A voice from the perambulator beside him broke the thread of Solomon Appleyard’s discourse. The sole surviving son of Hezekiah Grindley, seeking distraction and finding none, had crept back unperceived. A perambulator! A thing his experience told him out of which excitement in some form or another could generally be obtained. You worried it and took your chance. Either it howled, in which case you had to run for your life, followed – and, unfortunately, overtaken nine times out of ten – by a whirlwind of vengeance; or it gurgled: in which case the heavens smiled and halos descended on your head. In either event you escaped the deadly ennui that is the result of continuous virtue. Master Grindley, his star having pointed out to him a peacock’s feather lying on the ground, had, with one eye upon his unobservant parent, removed the complicated coverings sheltering Miss Helvetia Appleyard from the world, and anticipating by a quarter of a century the prime enjoyment of British youth, had set to work to tickle that lady on the nose. Miss Helvetia Appleyard awakened, did precisely what the tickled British maiden of to-day may be relied upon to do under corresponding circumstances: she first of all took swift and comprehensive survey of the male thing behind the feather. Had he been displeasing in her eyes, she would, one may rely upon it, have anteceded the behaviour in similar case of her descendant of to-day – that is to say, have expressed resentment in no uncertain terms. Master Nathaniel Grindley proving, however, to her taste, that which might have been considered impertinence became accepted as a fit and proper form of introduction. Miss Appleyard smiled graciously – nay, further, intimated desire for more.

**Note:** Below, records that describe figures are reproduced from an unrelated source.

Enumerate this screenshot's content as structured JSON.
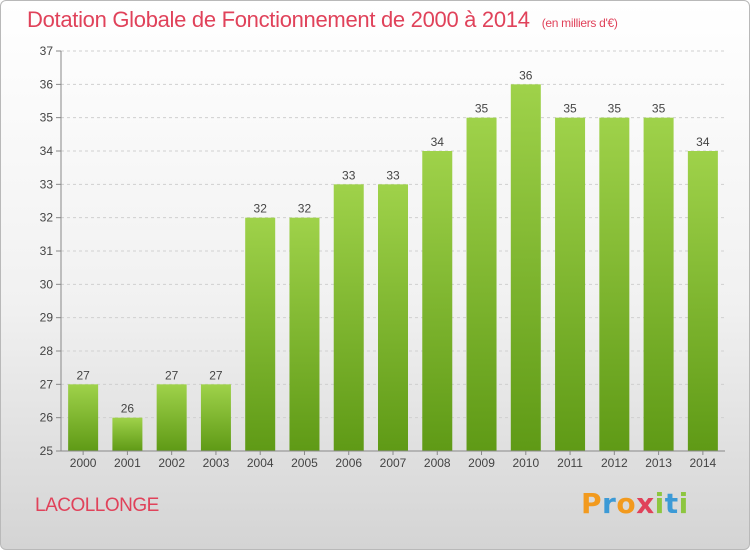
{
  "header": {
    "title": "Dotation Globale de Fonctionnement de 2000 à 2014",
    "subtitle": "(en milliers d'€)"
  },
  "footer": {
    "commune": "LACOLLONGE",
    "logo_text": "Proxiti"
  },
  "colors": {
    "title": "#e0425a",
    "bar_light": "#9fd24a",
    "bar_dark": "#5f9a16",
    "logo": [
      "#f29a1e",
      "#3c9ad6",
      "#f29a1e",
      "#e0425a",
      "#8dc63f",
      "#3c9ad6",
      "#8dc63f"
    ]
  },
  "chart_data": {
    "type": "bar",
    "categories": [
      "2000",
      "2001",
      "2002",
      "2003",
      "2004",
      "2005",
      "2006",
      "2007",
      "2008",
      "2009",
      "2010",
      "2011",
      "2012",
      "2013",
      "2014"
    ],
    "values": [
      27,
      26,
      27,
      27,
      32,
      32,
      33,
      33,
      34,
      35,
      36,
      35,
      35,
      35,
      34
    ],
    "yticks": [
      25,
      26,
      27,
      28,
      29,
      30,
      31,
      32,
      33,
      34,
      35,
      36,
      37
    ],
    "ylim": [
      25,
      37
    ],
    "grid": "horizontal dashed",
    "legend": "none"
  }
}
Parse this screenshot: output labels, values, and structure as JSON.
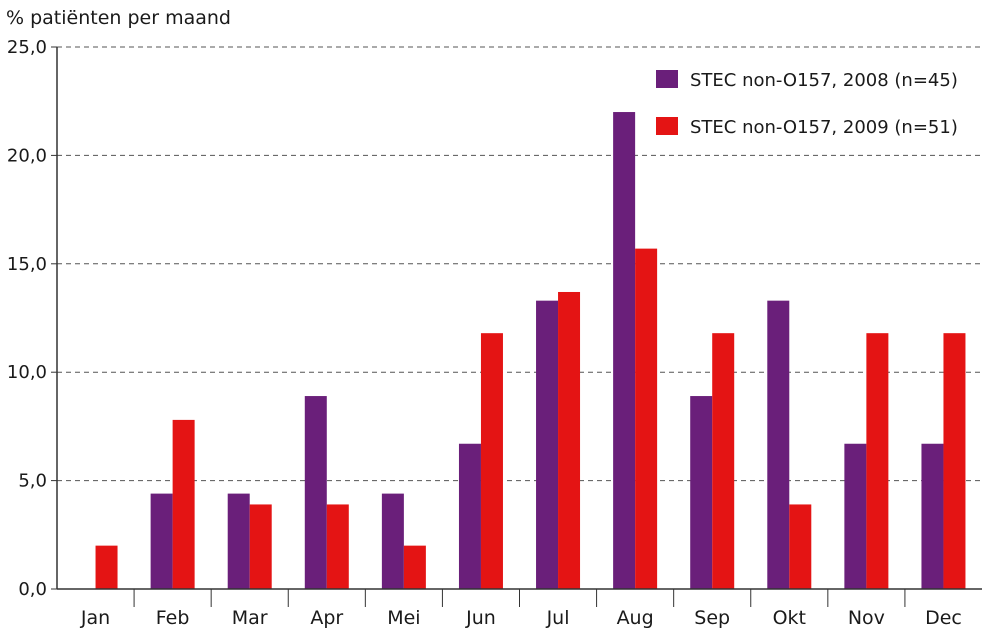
{
  "chart_data": {
    "type": "bar",
    "title": "",
    "ylabel": "% patiënten per maand",
    "xlabel": "",
    "ylim": [
      0,
      25
    ],
    "yticks": [
      0,
      5,
      10,
      15,
      20,
      25
    ],
    "ytick_labels": [
      "0,0",
      "5,0",
      "10,0",
      "15,0",
      "20,0",
      "25,0"
    ],
    "grid": "horizontal dashed",
    "legend_position": "top-right",
    "categories": [
      "Jan",
      "Feb",
      "Mar",
      "Apr",
      "Mei",
      "Jun",
      "Jul",
      "Aug",
      "Sep",
      "Okt",
      "Nov",
      "Dec"
    ],
    "series": [
      {
        "name": "STEC non-O157, 2008 (n=45)",
        "color": "#6a1f7a",
        "values": [
          0,
          4.4,
          4.4,
          8.9,
          4.4,
          6.7,
          13.3,
          22.0,
          8.9,
          13.3,
          6.7,
          6.7
        ]
      },
      {
        "name": "STEC non-O157, 2009 (n=51)",
        "color": "#e41414",
        "values": [
          2.0,
          7.8,
          3.9,
          3.9,
          2.0,
          11.8,
          13.7,
          15.7,
          11.8,
          3.9,
          11.8,
          11.8
        ]
      }
    ]
  }
}
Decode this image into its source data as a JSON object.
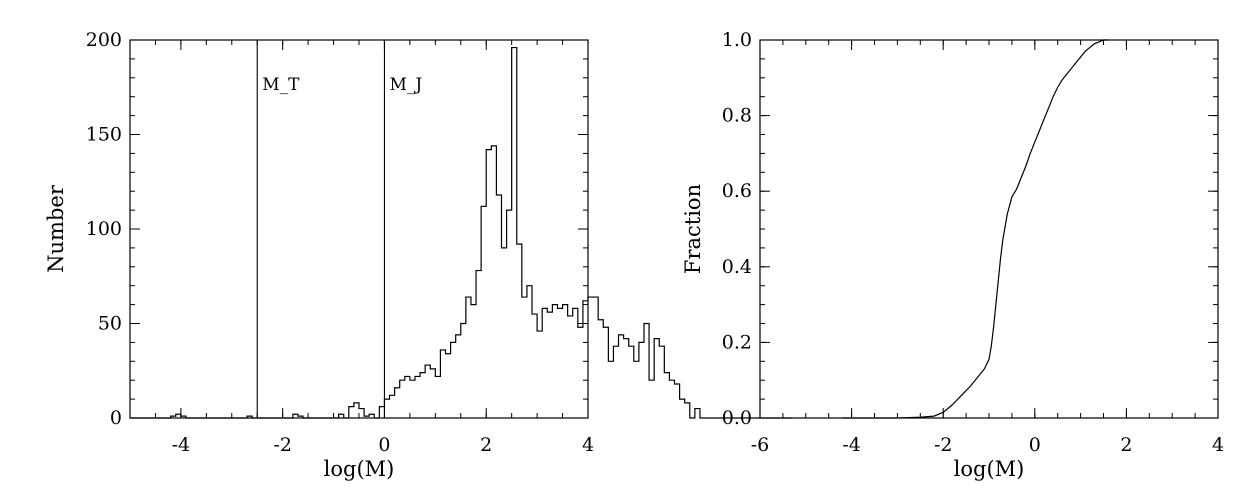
{
  "chart_data": [
    {
      "type": "histogram",
      "xlabel": "log(M)",
      "ylabel": "Number",
      "xlim": [
        -5,
        4
      ],
      "ylim": [
        0,
        200
      ],
      "xticks": [
        -4,
        -2,
        0,
        2,
        4
      ],
      "yticks": [
        0,
        50,
        100,
        150,
        200
      ],
      "x_tick_labels": [
        "-4",
        "-2",
        "0",
        "2",
        "4"
      ],
      "y_tick_labels": [
        "0",
        "50",
        "100",
        "150",
        "200"
      ],
      "bin_width": 0.1,
      "bin_start": -5.0,
      "counts": [
        0,
        0,
        0,
        0,
        0,
        0,
        0,
        0,
        1,
        2,
        1,
        0,
        0,
        0,
        0,
        0,
        0,
        0,
        0,
        0,
        0,
        0,
        0,
        1,
        0,
        0,
        0,
        0,
        0,
        0,
        0,
        0,
        2,
        1,
        0,
        0,
        0,
        0,
        0,
        0,
        0,
        2,
        0,
        6,
        8,
        5,
        1,
        2,
        0,
        6,
        10,
        12,
        16,
        20,
        22,
        20,
        22,
        24,
        28,
        26,
        22,
        36,
        34,
        40,
        44,
        50,
        64,
        60,
        78,
        112,
        142,
        144,
        118,
        90,
        110,
        196,
        92,
        64,
        70,
        55,
        46,
        58,
        56,
        60,
        58,
        60,
        54,
        58,
        48,
        62,
        64,
        64,
        52,
        48,
        30,
        38,
        44,
        42,
        38,
        30,
        40,
        50,
        20,
        42,
        38,
        24,
        20,
        18,
        10,
        8,
        0,
        5,
        0,
        0,
        0,
        0,
        0,
        0,
        0,
        0,
        0,
        0,
        0,
        0,
        0,
        0,
        0,
        0,
        0,
        0
      ],
      "vertical_lines": [
        {
          "x": -2.5,
          "label": "M_T"
        },
        {
          "x": 0.0,
          "label": "M_J"
        }
      ]
    },
    {
      "type": "line",
      "xlabel": "log(M)",
      "ylabel": "Fraction",
      "xlim": [
        -6,
        4
      ],
      "ylim": [
        0,
        1
      ],
      "xticks": [
        -6,
        -4,
        -2,
        0,
        2,
        4
      ],
      "yticks": [
        0.0,
        0.2,
        0.4,
        0.6,
        0.8,
        1.0
      ],
      "x_tick_labels": [
        "-6",
        "-4",
        "-2",
        "0",
        "2",
        "4"
      ],
      "y_tick_labels": [
        "0.0",
        "0.2",
        "0.4",
        "0.6",
        "0.8",
        "1.0"
      ],
      "series": [
        {
          "x": [
            -4.2,
            -3.0,
            -2.5,
            -2.2,
            -2.0,
            -1.8,
            -1.6,
            -1.4,
            -1.2,
            -1.1,
            -1.0,
            -0.95,
            -0.9,
            -0.85,
            -0.8,
            -0.75,
            -0.7,
            -0.6,
            -0.5,
            -0.4,
            -0.3,
            -0.2,
            -0.1,
            0.0,
            0.1,
            0.2,
            0.3,
            0.4,
            0.5,
            0.6,
            0.7,
            0.8,
            0.9,
            1.0,
            1.1,
            1.2,
            1.3,
            1.4,
            1.5,
            1.6
          ],
          "y": [
            0.0,
            0.0,
            0.002,
            0.005,
            0.015,
            0.035,
            0.06,
            0.085,
            0.115,
            0.13,
            0.155,
            0.19,
            0.24,
            0.3,
            0.36,
            0.42,
            0.47,
            0.54,
            0.585,
            0.605,
            0.635,
            0.665,
            0.7,
            0.73,
            0.76,
            0.79,
            0.82,
            0.85,
            0.875,
            0.895,
            0.91,
            0.925,
            0.94,
            0.955,
            0.97,
            0.98,
            0.99,
            0.995,
            1.0,
            1.0
          ]
        }
      ]
    }
  ]
}
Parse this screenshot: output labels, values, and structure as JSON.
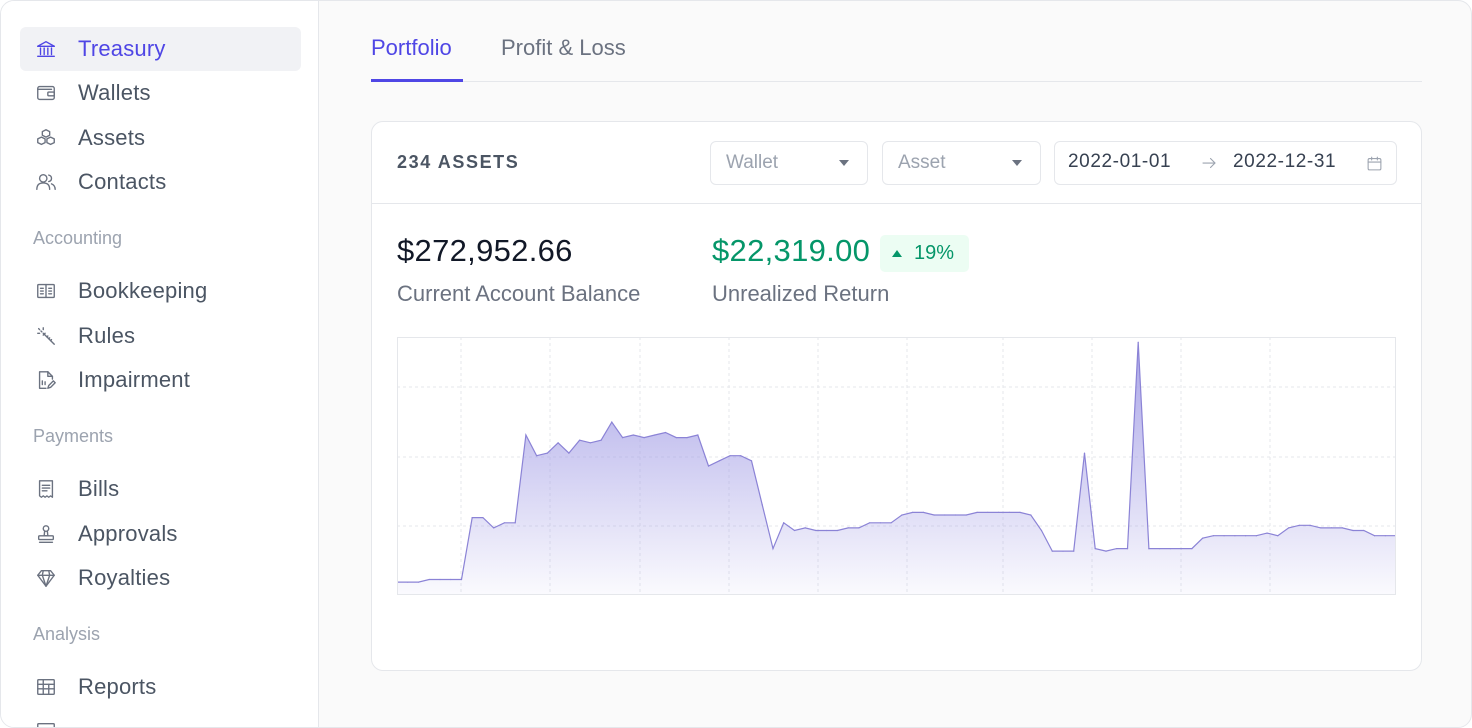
{
  "sidebar": {
    "items": [
      {
        "label": "Treasury",
        "icon": "bank-icon",
        "active": true
      },
      {
        "label": "Wallets",
        "icon": "wallet-icon"
      },
      {
        "label": "Assets",
        "icon": "cubes-icon"
      },
      {
        "label": "Contacts",
        "icon": "users-icon"
      },
      {
        "label": "Bookkeeping",
        "icon": "ledger-icon"
      },
      {
        "label": "Rules",
        "icon": "magic-wand-icon"
      },
      {
        "label": "Impairment",
        "icon": "document-edit-icon"
      },
      {
        "label": "Bills",
        "icon": "receipt-icon"
      },
      {
        "label": "Approvals",
        "icon": "stamp-icon"
      },
      {
        "label": "Royalties",
        "icon": "diamond-icon"
      },
      {
        "label": "Reports",
        "icon": "table-report-icon"
      }
    ],
    "sections": {
      "accounting": "Accounting",
      "payments": "Payments",
      "analysis": "Analysis"
    }
  },
  "tabs": [
    {
      "label": "Portfolio",
      "active": true
    },
    {
      "label": "Profit & Loss"
    }
  ],
  "card": {
    "asset_count": "234 ASSETS",
    "wallet_placeholder": "Wallet",
    "asset_placeholder": "Asset",
    "date_start": "2022-01-01",
    "date_end": "2022-12-31"
  },
  "stats": {
    "balance_value": "$272,952.66",
    "balance_label": "Current Account Balance",
    "return_value": "$22,319.00",
    "return_label": "Unrealized Return",
    "return_change": "19%"
  },
  "colors": {
    "accent": "#4f46e5",
    "positive": "#059669",
    "chart_line": "#8b83d6",
    "chart_fill": "#a5a0e6"
  },
  "chart_data": {
    "type": "area",
    "title": "",
    "xlabel": "",
    "ylabel": "",
    "grid": true,
    "ylim": [
      0,
      100
    ],
    "series": [
      {
        "values": [
          5,
          5,
          5,
          6,
          6,
          6,
          6,
          30,
          30,
          26,
          28,
          28,
          62,
          54,
          55,
          59,
          55,
          60,
          59,
          60,
          67,
          61,
          62,
          61,
          62,
          63,
          61,
          61,
          62,
          50,
          52,
          54,
          54,
          52,
          35,
          18,
          28,
          25,
          26,
          25,
          25,
          25,
          26,
          26,
          28,
          28,
          28,
          31,
          32,
          32,
          31,
          31,
          31,
          31,
          32,
          32,
          32,
          32,
          32,
          31,
          25,
          17,
          17,
          17,
          55,
          18,
          17,
          18,
          18,
          98,
          18,
          18,
          18,
          18,
          18,
          22,
          23,
          23,
          23,
          23,
          23,
          24,
          23,
          26,
          27,
          27,
          26,
          26,
          26,
          25,
          25,
          23,
          23,
          23
        ]
      }
    ]
  }
}
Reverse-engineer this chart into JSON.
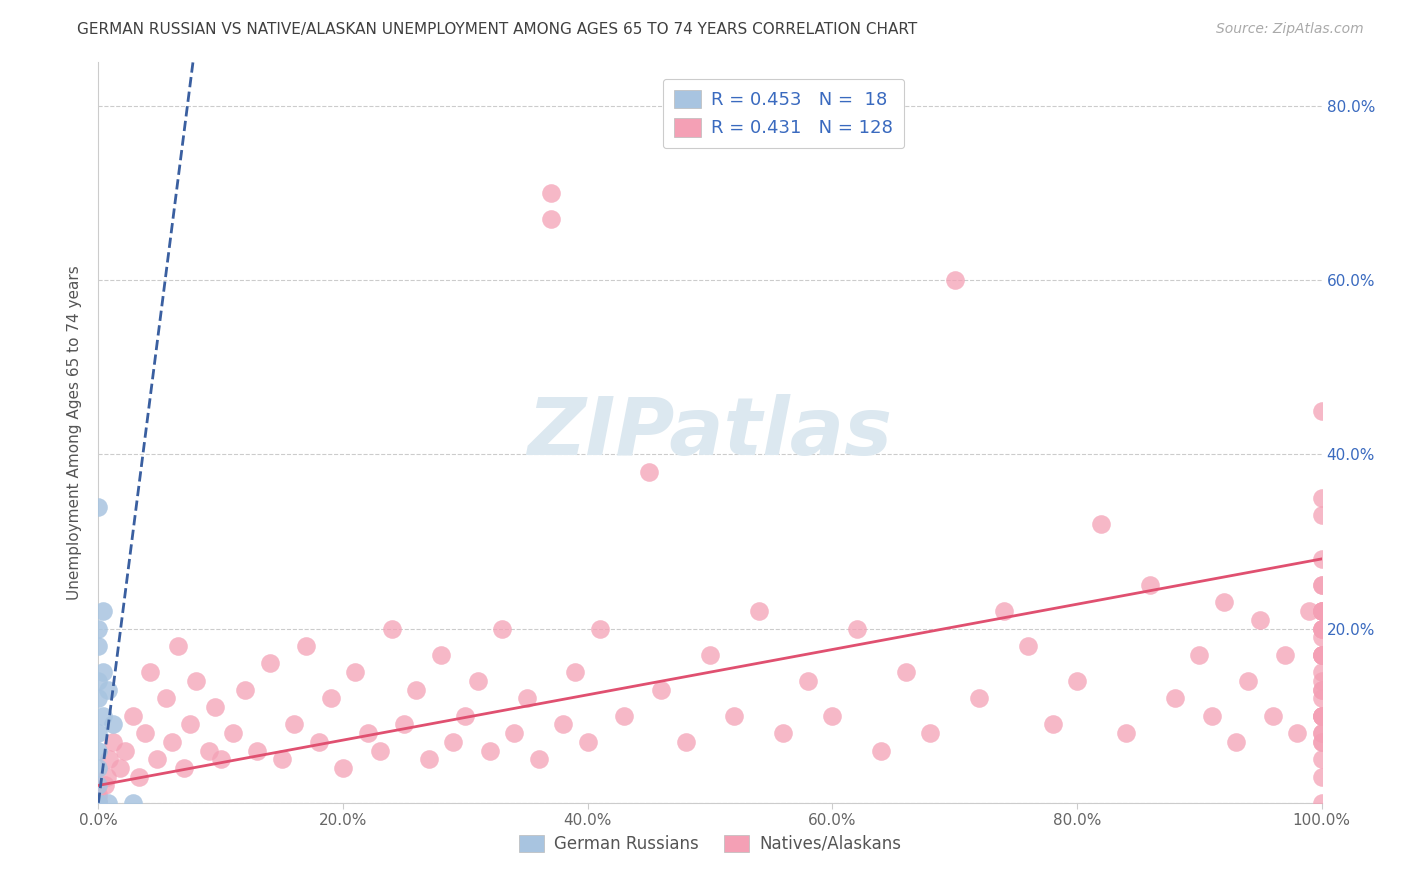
{
  "title": "GERMAN RUSSIAN VS NATIVE/ALASKAN UNEMPLOYMENT AMONG AGES 65 TO 74 YEARS CORRELATION CHART",
  "source": "Source: ZipAtlas.com",
  "ylabel": "Unemployment Among Ages 65 to 74 years",
  "ytick_values": [
    0.0,
    0.2,
    0.4,
    0.6,
    0.8
  ],
  "ytick_labels_right": [
    "",
    "20.0%",
    "40.0%",
    "60.0%",
    "80.0%"
  ],
  "xtick_values": [
    0.0,
    0.2,
    0.4,
    0.6,
    0.8,
    1.0
  ],
  "xtick_labels": [
    "0.0%",
    "20.0%",
    "40.0%",
    "60.0%",
    "80.0%",
    "100.0%"
  ],
  "xlim": [
    0,
    1.0
  ],
  "ylim": [
    0,
    0.85
  ],
  "legend_label1": "German Russians",
  "legend_label2": "Natives/Alaskans",
  "R1": "0.453",
  "N1": "18",
  "R2": "0.431",
  "N2": "128",
  "blue_color": "#a8c4e0",
  "blue_line_color": "#3a5fa0",
  "pink_color": "#f4a0b5",
  "pink_line_color": "#e05070",
  "title_color": "#404040",
  "source_color": "#aaaaaa",
  "legend_R_color": "#3a6abf",
  "background_color": "#ffffff",
  "watermark_color": "#dce8f0",
  "gr_x": [
    0.0,
    0.0,
    0.0,
    0.0,
    0.0,
    0.0,
    0.0,
    0.0,
    0.0,
    0.0,
    0.004,
    0.004,
    0.004,
    0.008,
    0.008,
    0.012,
    0.0,
    0.028
  ],
  "gr_y": [
    0.0,
    0.0,
    0.02,
    0.04,
    0.06,
    0.08,
    0.12,
    0.14,
    0.18,
    0.2,
    0.1,
    0.15,
    0.22,
    0.0,
    0.13,
    0.09,
    0.34,
    0.0
  ],
  "nat_x": [
    0.0,
    0.0,
    0.0,
    0.0,
    0.0,
    0.0,
    0.0,
    0.0,
    0.005,
    0.007,
    0.009,
    0.012,
    0.018,
    0.022,
    0.028,
    0.033,
    0.038,
    0.042,
    0.048,
    0.055,
    0.06,
    0.065,
    0.07,
    0.075,
    0.08,
    0.09,
    0.095,
    0.1,
    0.11,
    0.12,
    0.13,
    0.14,
    0.15,
    0.16,
    0.17,
    0.18,
    0.19,
    0.2,
    0.21,
    0.22,
    0.23,
    0.24,
    0.25,
    0.26,
    0.27,
    0.28,
    0.29,
    0.3,
    0.31,
    0.32,
    0.33,
    0.34,
    0.35,
    0.36,
    0.37,
    0.37,
    0.38,
    0.39,
    0.4,
    0.41,
    0.43,
    0.45,
    0.46,
    0.48,
    0.5,
    0.52,
    0.54,
    0.56,
    0.58,
    0.6,
    0.62,
    0.64,
    0.66,
    0.68,
    0.7,
    0.72,
    0.74,
    0.76,
    0.78,
    0.8,
    0.82,
    0.84,
    0.86,
    0.88,
    0.9,
    0.91,
    0.92,
    0.93,
    0.94,
    0.95,
    0.96,
    0.97,
    0.98,
    0.99,
    1.0,
    1.0,
    1.0,
    1.0,
    1.0,
    1.0,
    1.0,
    1.0,
    1.0,
    1.0,
    1.0,
    1.0,
    1.0,
    1.0,
    1.0,
    1.0,
    1.0,
    1.0,
    1.0,
    1.0,
    1.0,
    1.0,
    1.0,
    1.0,
    1.0,
    1.0,
    1.0,
    1.0,
    1.0,
    1.0,
    1.0,
    1.0,
    1.0,
    1.0
  ],
  "nat_y": [
    0.0,
    0.0,
    0.0,
    0.0,
    0.0,
    0.0,
    0.005,
    0.01,
    0.02,
    0.03,
    0.05,
    0.07,
    0.04,
    0.06,
    0.1,
    0.03,
    0.08,
    0.15,
    0.05,
    0.12,
    0.07,
    0.18,
    0.04,
    0.09,
    0.14,
    0.06,
    0.11,
    0.05,
    0.08,
    0.13,
    0.06,
    0.16,
    0.05,
    0.09,
    0.18,
    0.07,
    0.12,
    0.04,
    0.15,
    0.08,
    0.06,
    0.2,
    0.09,
    0.13,
    0.05,
    0.17,
    0.07,
    0.1,
    0.14,
    0.06,
    0.2,
    0.08,
    0.12,
    0.05,
    0.67,
    0.7,
    0.09,
    0.15,
    0.07,
    0.2,
    0.1,
    0.38,
    0.13,
    0.07,
    0.17,
    0.1,
    0.22,
    0.08,
    0.14,
    0.1,
    0.2,
    0.06,
    0.15,
    0.08,
    0.6,
    0.12,
    0.22,
    0.18,
    0.09,
    0.14,
    0.32,
    0.08,
    0.25,
    0.12,
    0.17,
    0.1,
    0.23,
    0.07,
    0.14,
    0.21,
    0.1,
    0.17,
    0.08,
    0.22,
    0.0,
    0.03,
    0.05,
    0.07,
    0.1,
    0.13,
    0.17,
    0.2,
    0.22,
    0.25,
    0.28,
    0.08,
    0.12,
    0.17,
    0.22,
    0.07,
    0.14,
    0.33,
    0.1,
    0.2,
    0.45,
    0.17,
    0.22,
    0.1,
    0.2,
    0.35,
    0.13,
    0.19,
    0.25,
    0.08,
    0.15,
    0.22,
    0.17,
    0.1
  ],
  "pink_slope": 0.26,
  "pink_intercept": 0.02,
  "blue_slope": 11.0,
  "blue_intercept": 0.0,
  "blue_line_xmax": 0.078
}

“That your only one?” asked the paternal Grindley.

“She’s the only one,” replied Solomon, speaking in tones less pessimistic.

Miss Appleyard had with the help of Grindley junior wriggled herself into a sitting posture. Grindley junior continued his attentions, the lady indicating by signs the various points at which she was most susceptible.

“Pretty picture they make together, eh?” suggested Hezekiah in a whisper to his friend.

“Never saw her take to anyone like that before,” returned Solomon, likewise in a whisper.

A neighbouring church clock chimed twelve. Solomon Appleyard, knocking the ashes from his pipe, arose.